GVEDC Appoints Committee To Negotiate With Meck For Green Bank Property
Maxwelton, WV – The Greenbrier Valley Economic Development Corporation has agreed to enter into negotiations with Green Bank businessman Jacob Meck to purchase nine acres of land in the Green Bank industrial park to expand his multi-business operation. The Pocahontas County owned land can be only be sold in one of two ways, either by public auction on the front steps of the courthouse or via the GVEDC, as they are the designated economic development agency for the county.
At their meeting near Lewisburg last week, the GVEDC appointed a real estate committee to begin the negotiation process with Meck. David Fleming, Pocahontas County Commission President and a member of the GVEDC Board of Directors, told his fellow members that the Commission had voted to deed the property to the GVEDC as the first step in the process of selling the land to Meck. Both supporters and detractors were present when this was discussed by the Commission. But only one person was present at the GVEDC meeting to speak on the subject, Hillsboro resident Jim Johnson.
“I had some past dealings with Mr. Meck about sewage problem in the past, and there’s a real need for the business he’s operating,” says Johnson. “He works totally under the framework of the law and I highly respect him.”
Charlie Sheets, owner of Sheets GMC in Green Bank, located across the road from Meck, also read a letter of support for selling the property to him.

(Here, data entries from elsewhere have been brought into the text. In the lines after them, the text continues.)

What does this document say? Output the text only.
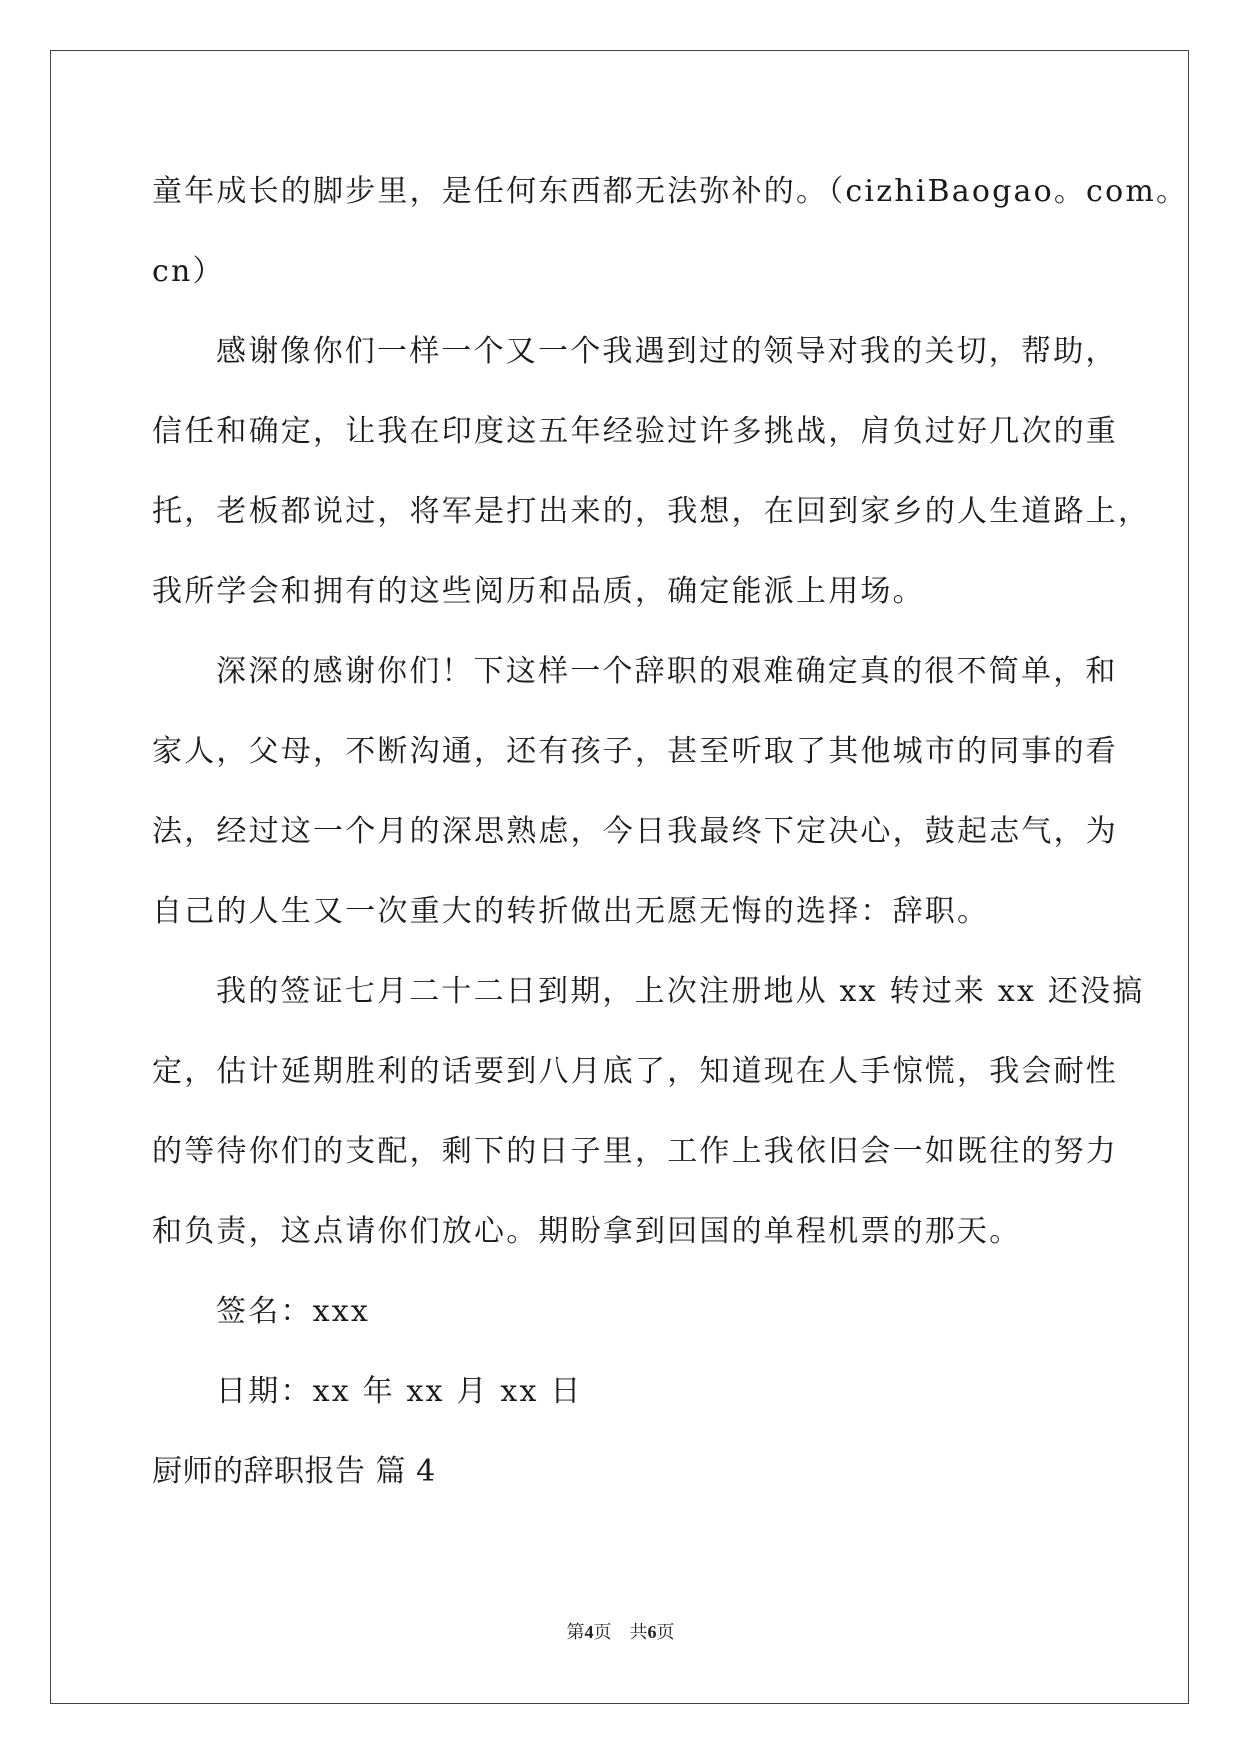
童年成长的脚步里，是任何东西都无法弥补的。（cizhiBaogao。com。
cn）
感谢像你们一样一个又一个我遇到过的领导对我的关切，帮助，
信任和确定，让我在印度这五年经验过许多挑战，肩负过好几次的重
托，老板都说过，将军是打出来的，我想，在回到家乡的人生道路上，
我所学会和拥有的这些阅历和品质，确定能派上用场。
深深的感谢你们！下这样一个辞职的艰难确定真的很不简单，和
家人，父母，不断沟通，还有孩子，甚至听取了其他城市的同事的看
法，经过这一个月的深思熟虑，今日我最终下定决心，鼓起志气，为
自己的人生又一次重大的转折做出无愿无悔的选择：辞职。
我的签证七月二十二日到期，上次注册地从 xx 转过来 xx 还没搞
定，估计延期胜利的话要到八月底了，知道现在人手惊慌，我会耐性
的等待你们的支配，剩下的日子里，工作上我依旧会一如既往的努力
和负责，这点请你们放心。期盼拿到回国的单程机票的那天。
签名：xxx
日期：xx 年 xx 月 xx 日
厨师的辞职报告 篇 4
第4页　共6页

The potential sale has polarized residents of Green Bank. Meck’s nearest neighbors, both residential and business have publically supported his expansion plans. But many residents are opposed to the expansion of his sewage disposal business, saying it generates unpleasant odors and detracts from the beauty of the area.
The GVEDC did not address those issues specifically. They are much more concerned with ensuring that they aren’t stuck with another property to manage should the sale fail to materialize. They already own a Pocahontas County property in Edray that they have been unable to lease or sell for a number of years.
The discussion touched on many facets of the sale such as who pays for the appraisal of the land, how much of the proceeds of the sale go back to the county and what happens to the land if the sale doesn’t go through. Realtor and board member G. Scott offered his advice.
“I have an offer to purchase when it was deeded to the GVEDC, have an offer to purchase at fair market value is what I’d have,” says Scott. “That has been done by a certified appraiser and puts it on the table and Mr. Meck agrees to pay that for the property; and have it write an offer to purchase the same time that we take deed to the property and transfer to him, Godspeed.”
Several motions were put forward and either modified or withdrawn before they settled on a much more simplified motion for the GVEDC real estate committee to undertake negotiations with Jacob Meck for the sale of property. Meck asked that the meeting be arranged as soon as possible.